Martineau M, Papacleovoulou G, Abu-Hayyeh S, Dixon P H, Ji H, Powrie R, Larson L, Chien E K, Williamson C
Maternal and Fetal Disease Group, Institute of Reproductive and Developmental Biology, Imperial College London, UK; Division of Obstetric & Consultative Medicine, Women and Infants Hospital, Alpert Medical School of Brown University, Providence, RI, USA.
Maternal and Fetal Disease Group, Institute of Reproductive and Developmental Biology, Imperial College London, UK; Women's Health Academic Centre, Kings College London, 2nd Floor Hodgkin Building, Guy's campus, London, UK.

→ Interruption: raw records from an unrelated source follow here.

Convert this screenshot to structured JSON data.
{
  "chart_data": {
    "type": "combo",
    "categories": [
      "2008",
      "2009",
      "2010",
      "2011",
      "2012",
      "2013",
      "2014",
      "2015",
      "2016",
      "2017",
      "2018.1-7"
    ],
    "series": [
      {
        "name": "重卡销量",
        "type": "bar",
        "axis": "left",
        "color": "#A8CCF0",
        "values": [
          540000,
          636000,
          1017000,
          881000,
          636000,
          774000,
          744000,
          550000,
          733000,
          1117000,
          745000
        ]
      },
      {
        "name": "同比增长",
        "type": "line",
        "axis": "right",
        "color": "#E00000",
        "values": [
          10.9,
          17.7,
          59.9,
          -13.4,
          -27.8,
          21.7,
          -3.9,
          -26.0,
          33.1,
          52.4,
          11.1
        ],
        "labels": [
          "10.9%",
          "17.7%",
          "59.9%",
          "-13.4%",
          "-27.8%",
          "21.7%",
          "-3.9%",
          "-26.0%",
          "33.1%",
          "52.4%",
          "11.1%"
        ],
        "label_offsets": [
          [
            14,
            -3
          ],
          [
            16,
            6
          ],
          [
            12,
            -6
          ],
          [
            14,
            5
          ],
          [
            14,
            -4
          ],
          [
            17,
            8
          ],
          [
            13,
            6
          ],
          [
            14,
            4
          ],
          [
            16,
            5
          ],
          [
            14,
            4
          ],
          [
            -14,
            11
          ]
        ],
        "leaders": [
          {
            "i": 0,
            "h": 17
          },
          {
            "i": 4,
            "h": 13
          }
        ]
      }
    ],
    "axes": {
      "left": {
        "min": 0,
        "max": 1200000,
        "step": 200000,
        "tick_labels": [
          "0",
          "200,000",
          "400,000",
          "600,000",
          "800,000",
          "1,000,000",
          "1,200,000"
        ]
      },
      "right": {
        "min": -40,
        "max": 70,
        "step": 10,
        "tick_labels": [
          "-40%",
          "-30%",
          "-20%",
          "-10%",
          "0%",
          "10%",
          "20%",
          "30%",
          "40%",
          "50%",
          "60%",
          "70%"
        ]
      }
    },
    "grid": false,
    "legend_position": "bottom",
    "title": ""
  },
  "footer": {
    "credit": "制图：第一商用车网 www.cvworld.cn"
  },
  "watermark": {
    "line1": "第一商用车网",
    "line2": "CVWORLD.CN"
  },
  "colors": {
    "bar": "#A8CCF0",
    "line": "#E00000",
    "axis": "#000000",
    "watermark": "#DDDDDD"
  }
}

Placenta. 2014 Jan;35(1):37-43. doi: 10.1016/j.placenta.2013.10.019. Epub 2013 Nov 7.
Intrahepatic Cholestasis of Pregnancy (ICP) is associated with an increased risk of fetal morbidity and mortality and is characterised by elevated bile acids in the maternal and fetal compartments. Bile acids have been shown to attenuate renal 11βHSD2 expression and, given the protective role of placental 11βHSD2 in preventing fetal exposure to excessive maternal cortisol, we aimed to establish whether raised serum bile acids in ICP influence placental 11βHSD2 expression.
Placental tissue from human and murine cholestatic pregnancy was evaluated for changes in 11βHSD2 mRNA expression compared to uncomplicated pregnancy using quantitative PCR. Parallel in vitro studies were performed using BeWo choriocarcinoma cells to assess the effect of different bile acid species on 11βHSD2 gene expression and whether concurrent UDCA administration can reverse any bile acid induced changes.
Placental 11βHSD2 mRNA expression was reduced in human and murine cholestatic pregnancy. In BeWo cells, treatment with the primary bile acid CDCA resulted in reduced 11βHSD2 gene expression, while treatment with other primary bile acids had no significant effect. Furthermore, the tertiary bile acid UDCA, used in the treatment of ICP did not significantly affect 11βHSD2 mRNA levels either alone, or when co-administered with CDCA.
Under cholestatic conditions placental 11βHSD2 mRNA is reduced. Studies in BeWo choriocarcinoma cells demonstrated that CDCA is likely to be the specific bile acid that mediates this effect. UDCA, the main bile acid used to treat cholestasis, did not reduce placental 11βHSD2 expression, further supporting its use in the management of ICP.
妊娠期肝内胆汁淤积症(ICP)与胎儿发病和死亡风险增加相关,其特征是母体和胎儿体内胆汁酸水平升高。胆汁酸已被证明会减弱肾脏11βHSD2的表达,鉴于胎盘11βHSD2在防止胎儿暴露于过量母体皮质醇方面的保护作用,我们旨在确定ICP中血清胆汁酸升高是否会影响胎盘11βHSD2的表达。
使用定量PCR评估来自人类和小鼠胆汁淤积性妊娠的胎盘组织与非复杂性妊娠相比11βHSD2 mRNA表达的变化。使用BeWo绒毛膜癌细胞进行平行的体外研究,以评估不同胆汁酸种类对11βHSD2基因表达的影响,以及同时给予熊去氧胆酸(UDCA)是否可以逆转任何胆汁酸诱导的变化。
在人类和小鼠胆汁淤积性妊娠中,胎盘11βHSD2 mRNA表达降低。在BeWo细胞中,用初级胆汁酸鹅去氧胆酸(CDCA)处理导致11βHSD2基因表达降低,而用其他初级胆汁酸处理则没有显著影响。此外,用于治疗ICP的次级胆汁酸UDCA单独使用或与CDCA共同使用时,均未显著影响11βHSD2 mRNA水平。
在胆汁淤积条件下,胎盘11βHSD2 mRNA减少。在BeWo绒毛膜癌细胞中的研究表明,CDCA可能是介导这种作用的特定胆汁酸。用于治疗胆汁淤积的主要胆汁酸UDCA不会降低胎盘11βHSD2的表达,这进一步支持了其在ICP管理中的应用。